Economists have commended the CBN’s policy consistency, noting that it has brought much-needed clarity to investors who previously faced uncertainty due to multiple exchange rate regimes. Dr. Bismarck Rewane, CEO of Financial Derivatives Company, said the reforms have improved transparency and enhanced Nigeria’s credibility in the eyes of global financial institutions.
“The CBN’s reforms are restoring market confidence. The unification of exchange rates, coupled with efforts to clear backlogs, has sent a strong signal that Nigeria is serious about reforming its monetary framework,” Rewane said.
Meanwhile, the Federal Government’s fiscal policies have complemented the CBN’s efforts by promoting non-oil exports and local production. The Coordinating Minister of the Economy, Wale Edun, said the government’s priority is to attract foreign direct investment (FDI) through improved ease of doing business and policy stability.
Edun explained that ongoing collaborations with international financial institutions, including the World Bank and Afreximbank, have also supported liquidity in the foreign exchange market. “We are ensuring a stable environment that encourages investors to bring in capital and support Nigeria’s growth,” he stated.
The oil price slump has raised concerns among commodity-dependent economies, but analysts argue that Nigeria’s diversification efforts and monetary reforms are cushioning the impact. The focus on expanding the country’s non-oil export base—especially in sectors like agriculture, technology, and solid minerals—has started to yield tangible benefits.
Market data shows that foreign portfolio investments into Nigerian Treasury Bills and government bonds have increased, indicating renewed confidence in the country’s economic outlook. Additionally, several multinational corporations have announced plans to expand operations in Nigeria following improved access to foreign exchange.
However, some analysts warn that sustaining these gains will require consistent policy implementation and continued collaboration between the CBN and fiscal authorities.

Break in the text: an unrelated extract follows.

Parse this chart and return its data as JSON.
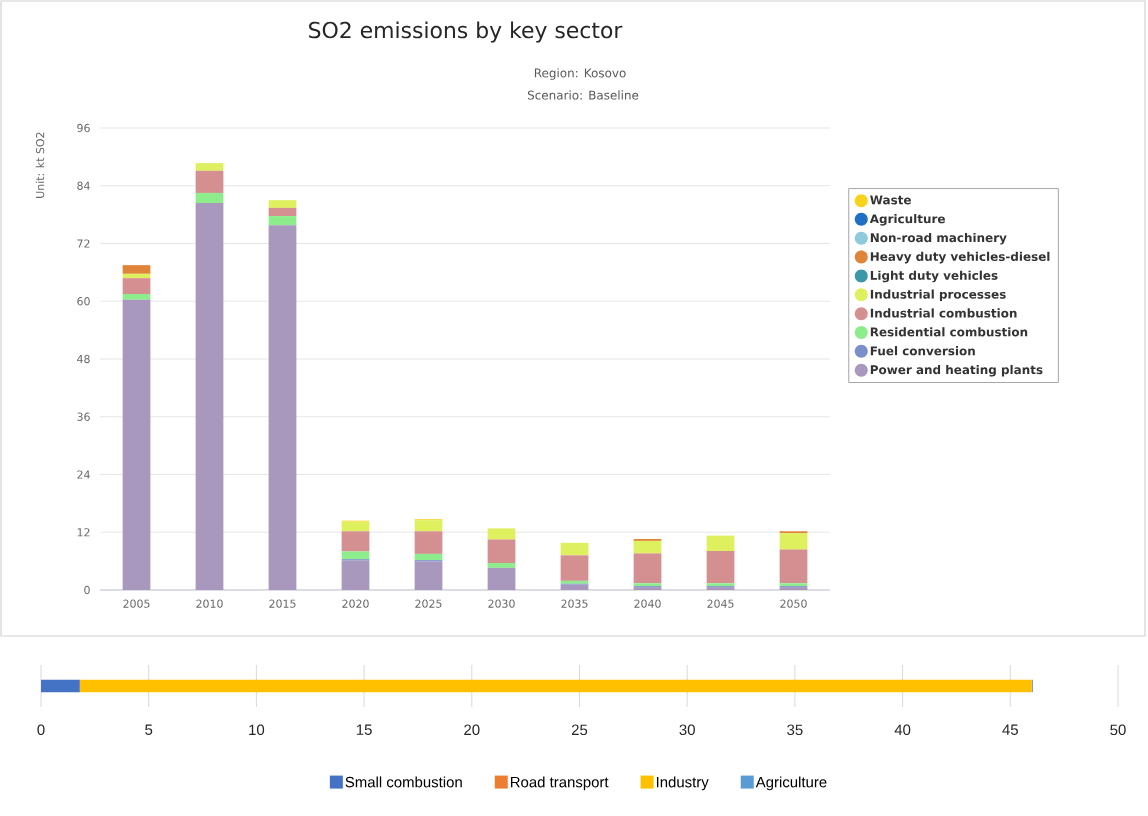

They also emphasised the importance of addressing inflation, currently above 27%, and ensuring macroeconomic stability to maintain investor confidence.
The CBN governor reiterated that the Bank remains committed to sustaining reforms that will ensure exchange rate stability and support overall economic recovery. “Our goal is to create a transparent, predictable, and liquid forex market that supports Nigeria’s long-term growth and global competitiveness,” Cardoso said.
As oil prices continue to fluctuate, Nigeria’s ability to sustain forex inflows through reforms and diversification may determine the strength of its economic recovery. For now, the CBN’s measures appear to be paying off, with the naira regaining momentum and investors showing renewed optimism about the nation’s financial landscape.